Cette hausse très importante qui vient d’être annoncée par Ouest Charge va en refroidir plus d’un, risquant même de développer un certain sentiment d’exclusion déjà palpable.

En chiffres

Aujourd’hui, au tarif réglementé d’EDF, recharger une batterie avec 60 kWh d’électricité coûte 8,82 euros aux heures creuses (0,1470 x 60) ou 11,05 euros en période de pointe (0,1841 x 60). À une borne 22 kW AC du réseau Ouest Charge, c’est correct à ce jour : 13,20 euros (0,22 x 60). Ça ne le sera plus du tout à partir du 20 janvier 2023 : 29,40 euros (0,49 x 60).

Quel impact à l’année pour une personne qui parcourt 20 000 km par an en retenant une consommation moyenne raisonnable de 15 kWh ? Au tarif actuel Ouest Charge, ça nous donne 660 euros (20 000 x 0,15 x 0,22). Après l’augmentation, le budget annuel passerait à 1 470 euros (20 000 x 0,15 x 0,49), soit une augmentation de 810 euros (1 470 – 660).
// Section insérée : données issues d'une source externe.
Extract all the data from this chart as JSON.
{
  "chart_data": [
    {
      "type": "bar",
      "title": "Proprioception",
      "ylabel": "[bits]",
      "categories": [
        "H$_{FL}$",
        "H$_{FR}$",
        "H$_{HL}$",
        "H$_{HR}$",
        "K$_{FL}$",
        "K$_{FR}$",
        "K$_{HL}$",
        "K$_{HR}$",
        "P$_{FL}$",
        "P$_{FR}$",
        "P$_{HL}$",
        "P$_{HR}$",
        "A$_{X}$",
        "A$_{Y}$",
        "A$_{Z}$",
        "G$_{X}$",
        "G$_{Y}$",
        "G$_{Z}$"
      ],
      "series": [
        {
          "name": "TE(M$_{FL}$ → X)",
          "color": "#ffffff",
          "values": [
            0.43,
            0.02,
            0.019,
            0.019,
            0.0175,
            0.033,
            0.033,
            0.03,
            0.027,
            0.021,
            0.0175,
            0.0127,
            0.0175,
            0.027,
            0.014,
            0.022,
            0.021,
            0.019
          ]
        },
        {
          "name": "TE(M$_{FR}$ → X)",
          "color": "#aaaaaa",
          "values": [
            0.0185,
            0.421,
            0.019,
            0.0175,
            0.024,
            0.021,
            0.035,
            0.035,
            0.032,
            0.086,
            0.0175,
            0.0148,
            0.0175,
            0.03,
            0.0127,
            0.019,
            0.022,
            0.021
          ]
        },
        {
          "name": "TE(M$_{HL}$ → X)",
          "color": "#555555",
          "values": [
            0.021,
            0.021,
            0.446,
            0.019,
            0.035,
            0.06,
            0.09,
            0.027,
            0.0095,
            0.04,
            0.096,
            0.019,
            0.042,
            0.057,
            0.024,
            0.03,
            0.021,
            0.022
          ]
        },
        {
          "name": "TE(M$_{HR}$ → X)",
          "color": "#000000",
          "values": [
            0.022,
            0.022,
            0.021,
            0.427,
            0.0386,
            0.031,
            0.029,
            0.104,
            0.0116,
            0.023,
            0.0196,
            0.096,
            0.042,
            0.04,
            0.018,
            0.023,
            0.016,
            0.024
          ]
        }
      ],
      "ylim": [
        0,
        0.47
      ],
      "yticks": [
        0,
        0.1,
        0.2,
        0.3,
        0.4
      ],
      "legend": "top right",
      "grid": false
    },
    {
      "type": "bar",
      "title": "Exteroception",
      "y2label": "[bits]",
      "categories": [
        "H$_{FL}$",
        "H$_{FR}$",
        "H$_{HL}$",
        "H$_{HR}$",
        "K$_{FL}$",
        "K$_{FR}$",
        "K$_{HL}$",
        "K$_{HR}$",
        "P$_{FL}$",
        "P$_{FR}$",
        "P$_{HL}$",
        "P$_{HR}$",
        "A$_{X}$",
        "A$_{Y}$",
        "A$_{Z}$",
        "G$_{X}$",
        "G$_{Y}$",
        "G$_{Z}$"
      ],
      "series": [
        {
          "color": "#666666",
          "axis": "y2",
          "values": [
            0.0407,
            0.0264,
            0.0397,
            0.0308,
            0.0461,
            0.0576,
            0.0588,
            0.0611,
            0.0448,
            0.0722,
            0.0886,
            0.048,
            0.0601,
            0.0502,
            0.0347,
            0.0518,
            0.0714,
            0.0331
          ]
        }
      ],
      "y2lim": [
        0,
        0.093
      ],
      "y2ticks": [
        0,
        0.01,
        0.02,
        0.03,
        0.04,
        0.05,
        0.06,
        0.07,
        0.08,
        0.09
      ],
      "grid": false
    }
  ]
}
Avec la même conso, parcourir 100 kilomètres coûtera 7,35 euros, contre 3,30 euros aujourd’hui encore. Au 22 décembre 2022, le prix du litre de gazole est à 1,7 euro à Rennes (35) dans une enseigne de la grande distribution. Soit 10,20 euros pour parcourir 100 km avec une consommation de 6 litres. Le delta sera inférieur à 3 euros, contre pas loin de 7 euros actuellement.

Une hausse du prix de l’énergie

On ne peut bien entendu pas nier la hausse des prix sur le marché des énergies. Le département d’Ille-et-Vilaine a courageusement réalisé un choix très symbolique d’une énergie verte à ses bornes en les associant à la coopérative Enercoop, elle-même secouée au point d’avoir dû accepter temporairement d’inclure le nucléaire dans son mix.

Les ménages sont déjà bien dans la peine pour la plupart à l’heure de chauffer leur logement en cette période hivernale. L’effort pour passer à l’électrique, même s’il existe le bonus gouvernemental et la prime à la conversion, pèse déjà souvent plus de 150 euros par mois, et même au-delà de 300 euros, notamment si la seule possibilité d’accéder à l’électromobilité passe par la LLD ou la LOA.

Ajouter plus de 50 euros au titre de l’augmentation du prix de l’électricité risque de coincer pour beaucoup. Ce qui aura forcément pour conséquence de freiner l’adoption du VE pour un bon nombre d’automobilistes, réactivant cette crainte de ne pas pouvoir amortir sur la durée d’utilisation la différence d’effort à fournir à l’acquisition entre un modèle électrique et un thermique.

On risque bien de voir se multiplier les câbles passant par les fenêtres pour recharge une voiture électrique. Une situation pas vraiment confortable, mais encore de l’ordre du privilège pour ceux qui auront la possibilité de se garer devant chez eux.